Counselling, Mindfullness, Reflective Practice

Stepping Stones

I have written before about making links and how important it is to understand how links work in our emotional life.  See the link below.

I  have had a number of conversations recently with patents who wish to keep their history in discrete boxes.Each box is important-or not- in its own right. So a divorce may be an important box. The birth of a child another important box. A new job will be another interesting box. And so on. Each box has its place in the scheme of a person’s life. Some boxes are looked in more often than others.Some are accessible, Some are marked “Do Not disturb”. My patients will spend a session looking at one box, talking about its contents and then put it back where they found it. Next week they might open another box. And so on.

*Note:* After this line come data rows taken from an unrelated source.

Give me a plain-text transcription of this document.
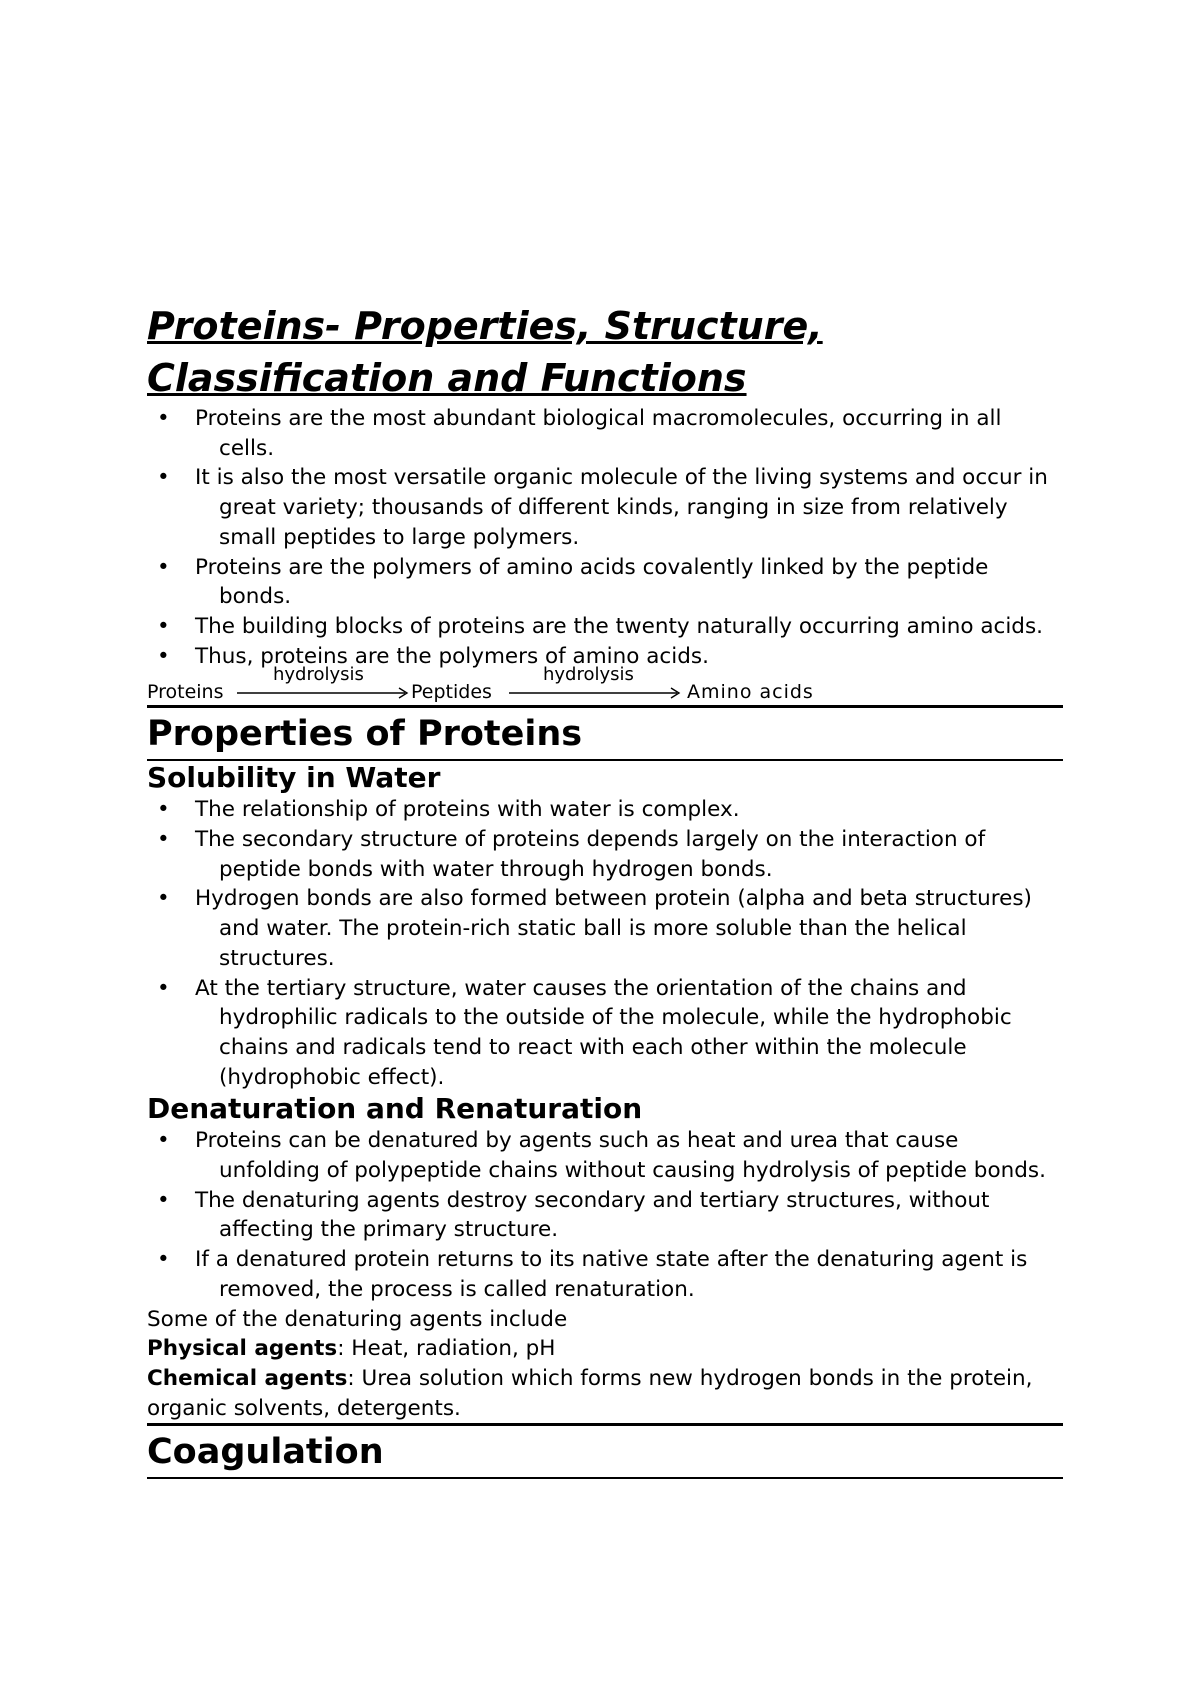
Proteins- Properties, Structure, Classification and Functions
• Proteins are the most abundant biological macromolecules, occurring in all cells.
• It is also the most versatile organic molecule of the living systems and occur in great variety; thousands of different kinds, ranging in size from relatively small peptides to large polymers.
• Proteins are the polymers of amino acids covalently linked by the peptide bonds.
• The building blocks of proteins are the twenty naturally occurring amino acids.
• Thus, proteins are the polymers of amino acids.
Proteins
hydrolysis
Peptides
hydrolysis
Amino acids
Properties of Proteins
Solubility in Water
• The relationship of proteins with water is complex.
• The secondary structure of proteins depends largely on the interaction of peptide bonds with water through hydrogen bonds.
• Hydrogen bonds are also formed between protein (alpha and beta structures) and water. The protein-rich static ball is more soluble than the helical structures.
• At the tertiary structure, water causes the orientation of the chains and hydrophilic radicals to the outside of the molecule, while the hydrophobic chains and radicals tend to react with each other within the molecule (hydrophobic effect).
Denaturation and Renaturation
• Proteins can be denatured by agents such as heat and urea that cause unfolding of polypeptide chains without causing hydrolysis of peptide bonds.
• The denaturing agents destroy secondary and tertiary structures, without affecting the primary structure.
• If a denatured protein returns to its native state after the denaturing agent is removed, the process is called renaturation.

Some of the denaturing agents include

Physical agents: Heat, radiation, pH

Chemical agents: Urea solution which forms new hydrogen bonds in the protein, organic solvents, detergents.

Coagulation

In this way they persuade themselves they are having therapy.My task then is to wonder with them about how the box “Divorce” might be able to be connected to the box “Parent‘s marriage” which in turn might be connected to the box “Anger”. When I say to my patients that there might be links between boxes, I am frequently met with an incredulous stare. Talking with one of my patients, I said that I was interested in the way he rarely , if ever, spoke about his parents. “Why would I want to do that?” came the reply. “We’re talking about now, not then.” I suggested that there might be a link between the way his parents conducted their marriage and his own marriages. I have had a number of similar conversations-mainly with men. My female patients are usually much quicker to make connections. (The reasons why this might be the case would make several doctoral theses.)

George Santayana wrote “Those who cannot remember the past are condemned to repeat it.” One might alter this a little to read “Those who cannot remember their past are condemned to repeat it.” The image in this blog is of stepping stones, which are all about past, present and future. The  stones here form a way across the stream. But there is a history to them. Who put them here? Over what period of time? Were they built one afternoon by some children? Were they put here by several people over some months? Where were they found? Then we could think about their impact on the stream. The stream has to take account of the stones and vice versa.  (I could add  many more metaphors,  but I will leave the space blank for you to play with and in !) Many of my patients choose not to look back or forward, happy that this stepping stone is all that matters-and possibly the one immediately in front of them.

I can still recall a patient who came to see me because, he  said, he was depressed. He was in his early 40’s and had been with a new partner for 2-3 years. She was now pregnant and he was delighted. We spent some time talking about some of the reasons he thought his first marriage had ended. The main reason he gave was that he continually slept with other women, mostly whilst way on business trips. Eventually this became too much for his wife and she divorced him. Some time later he met the woman who became his second wife, whom he said, he loved dearly. I was prompted to ask if he still slept with other women. The pause that followed seemed to last a very, very long time and various thoughts went through my mind about what might be happening in the session. Eventually he said that, yes, he did still have sex with other women. I wondered why this might be and he talked of his childhood where both his parents had affairs. His father  had homosexual lovers whilst his mother would bring home  her “friends” when her husband was at work. My patient was only 4 or 5 during this time but instinctively did not want his mother to go upstairs with her friend. He tried various ploys to keep his mother downstairs, none of which really worked. The connect between his past experience and his present conduct seemed quite apparent-at least to me! I pointed out some possible links and he looked amazed-and promptly dismissed my suggestion. Sadly he left after only a few sessions, thanking me for my work!

When I was planning this blog, I looked up Stepping Stones on You Tube and came across a band – ( a singer?)- called Catching Your Clouds who had written a song called “Stepping Stones”.

It has the verse

“Please lock your thoughts

Throw out the key

Your doubts will never set you free.”

I’m sure they never wrote those lines with any intention of them appearing appearing in a blog about counselling, so to to criticise them is rather churlish. Nonetheless, they do capture  the idea that so  much of my time is spent undoing. Namely that locking up one’s thoughts and throwing out the key is a recipe for anything but disaster. It guarantees that Santayansa’s prediction comes true. By forgetting our past we condemn ourselves to repeat it. We concentrate only on the stepping stone on which we stand-and possibly the one immediately in front of us. We forget the way back and have little idea of the way forward. Condemned to an eternal Now with no clear idea about how we got here. A terrifying thought.